I thought you might like some pics of a wee fire I was at yesterday. No big story to bore you with, just a few pics


----------



## jcmac (Sep 13, 2008)

Nice pics but should you not be putting the fire out? lol


----------



## spitfire (Feb 10, 2007)

jcmac said:


> Nice pics but should you not be putting the fire out? lol


I was there for six hours straight just pouring water on from the ARP. Boring


----------



## kenny wilson (Oct 28, 2008)

Nice stop Dougie:thumb:


----------



## spitfire (Feb 10, 2007)

kenny wilson said:


> Nice stop Dougie:thumb:


:lol::lol::lol:


----------



## Alan W (May 11, 2006)

Hi Dougie, :wave:

Is that the rear of the Colliseum? I saw it smouldering away early yesterday morning on my way into work. Shame if it is. 

Alan W

P.S. Great photos!


----------



## caledonia (Sep 13, 2008)

spitfire said:


> I was there for six hours straight just pouring water on from the ARP. Boring


Hope you remembered the coffee flask. 

Look like an other building bites the dust Dougie. :wall:

Like the pics also M8. We will have to have a chat on that front.

Gordon


----------



## spitfire (Feb 10, 2007)

Alan W said:


> Hi Dougie, :wave:
> 
> Is that the rear of the Colliseum? I saw it smouldering away early yesterday morning on my way into work. Shame if it is.
> 
> ...


It is indeed Alan, that's the side nearest the underground. Front to the right and left to the rear. It was the first cimema to show a "Talkie" in Glasgow.


----------



## kenny wilson (Oct 28, 2008)

The ARP stayed working for six hours.........now I know you're being silly:lol:


----------



## IGADIZ (May 21, 2006)

:doublesho A six hours fight is not what I would call a wee fire.. 
Amazing pictures, it really shows what you guys go through...Keep up the good work!:thumb:


----------



## James105 (Oct 16, 2006)

Great pictures!


----------



## spitfire (Feb 10, 2007)

kenny wilson said:


> The ARP stayed working for six hours.........now I know you're being silly:lol:


Your right it did play up for a while. Bloody microswitches are not meant to get wet. lol:lol:



IGADIZ said:


> :doublesho *A six hours fight is not what I would call a wee fire.. *
> Amazing pictures, it really shows what you guys go through...Keep up the good work!:thumb:


Yeh, and we were there as relief. The fire started around one in the morning and these were taken around three in the afternoon. The building was extremely unsafe so no attempt was made by us to enter.
In the fourth picture you can see where the RSJs have pushed out the bricks in the wall with their expansion. In the same pic at the right you can see a vertical crack has appeared. This all makes the whole structure unpredictable as cooling and contraction takes place.


----------



## spitfire (Feb 10, 2007)

caledonia said:


> Hope you remembered the coffee flask.
> 
> Look like an other building bites the dust Dougie. :wall:
> 
> ...


No tea for six hours. Gasping I was

Yeh it's coming down. A bigger car park for the underground methinks. Not sure if any of its listed though.


----------



## ianFRST (Sep 19, 2006)

cool pics 

arson i take it?


----------



## spitfire (Feb 10, 2007)

ianFRST said:


> cool pics
> 
> arson i take it?


Investigations are ongoing Ian, but that seems the most likely outcome.


----------



## BM-Stu (Dec 23, 2006)

Nice Pictures mate.

Ian, There's no such thing as Arson in Scotland. It's called 'Wilful fire-raising' here.
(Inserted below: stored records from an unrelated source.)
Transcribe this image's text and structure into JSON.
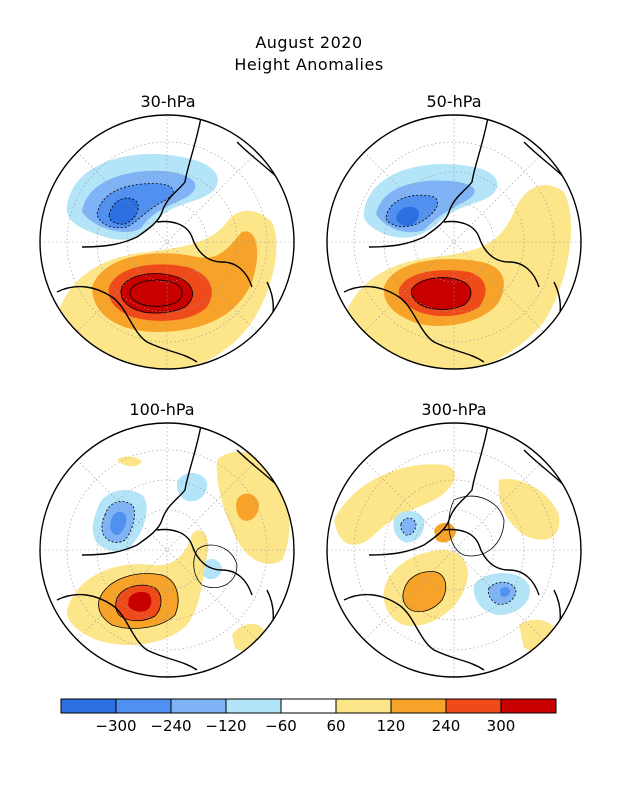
{
  "title": "August 2020",
  "subtitle": "Height Anomalies",
  "panels": [
    {
      "label": "30-hPa"
    },
    {
      "label": "50-hPa"
    },
    {
      "label": "100-hPa"
    },
    {
      "label": "300-hPa"
    }
  ],
  "colorbar": {
    "colors": [
      "#2d6fe0",
      "#4f90f0",
      "#7fb3f5",
      "#b4e4f7",
      "#ffffff",
      "#fde68a",
      "#f7a32a",
      "#ef4a1a",
      "#c80000"
    ],
    "tick_labels": [
      "-300",
      "-240",
      "-120",
      "-60",
      "60",
      "120",
      "240",
      "300"
    ]
  }
}
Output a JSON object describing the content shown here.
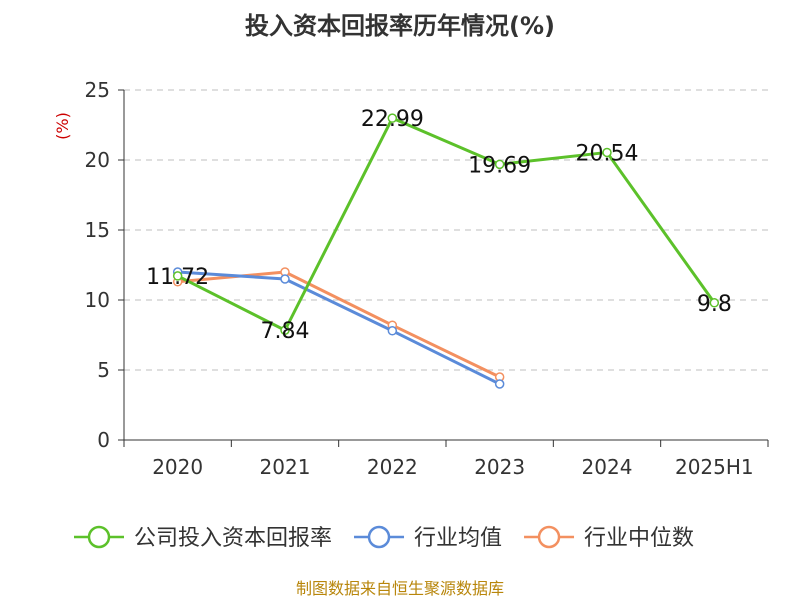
{
  "chart_data": {
    "type": "line",
    "title": "投入资本回报率历年情况(%)",
    "ylabel": "(%)",
    "xlabel": "",
    "categories": [
      "2020",
      "2021",
      "2022",
      "2023",
      "2024",
      "2025H1"
    ],
    "ylim": [
      0,
      25
    ],
    "yticks": [
      0,
      5,
      10,
      15,
      20,
      25
    ],
    "grid": true,
    "legend_position": "bottom",
    "series": [
      {
        "name": "公司投入资本回报率",
        "color": "#5cc12a",
        "values": [
          11.72,
          7.84,
          22.99,
          19.69,
          20.54,
          9.8
        ],
        "labels": [
          "11.72",
          "7.84",
          "22.99",
          "19.69",
          "20.54",
          "9.8"
        ]
      },
      {
        "name": "行业均值",
        "color": "#5b8bd9",
        "values": [
          12.0,
          11.5,
          7.8,
          4.0,
          null,
          null
        ]
      },
      {
        "name": "行业中位数",
        "color": "#f39060",
        "values": [
          11.3,
          12.0,
          8.2,
          4.5,
          null,
          null
        ]
      }
    ]
  },
  "footer": {
    "source": "制图数据来自恒生聚源数据库"
  }
}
Same thing I suppose though......


----------



## Naddy37 (Oct 27, 2005)

You could of cleaned the fire engine. Looks a bit grubby in pic 2....

No excuses, you were there for six hours....

Full respect though, can't be an easy job.


----------



## spitfire (Feb 10, 2007)

neilos said:


> You could of cleaned the fire engine. Looks a bit grubby in pic 2....
> 
> No excuses, you were there for six hours....
> 
> Full respect though, can't be an easy job.


Believe it or not we have no equipement for cleaning above the height of the roof. Health and safety prevents us from climbing up there. In days gone by we would have spent a good part of the day cleaning equipment and washing the appliances. Now though, in there wisdom, we're more likely to be sitting at a computer filling in training records that no one looks at. 

Appliances get a quick wash and nothing more. Sad really  The job was much better 10plus years ago.


----------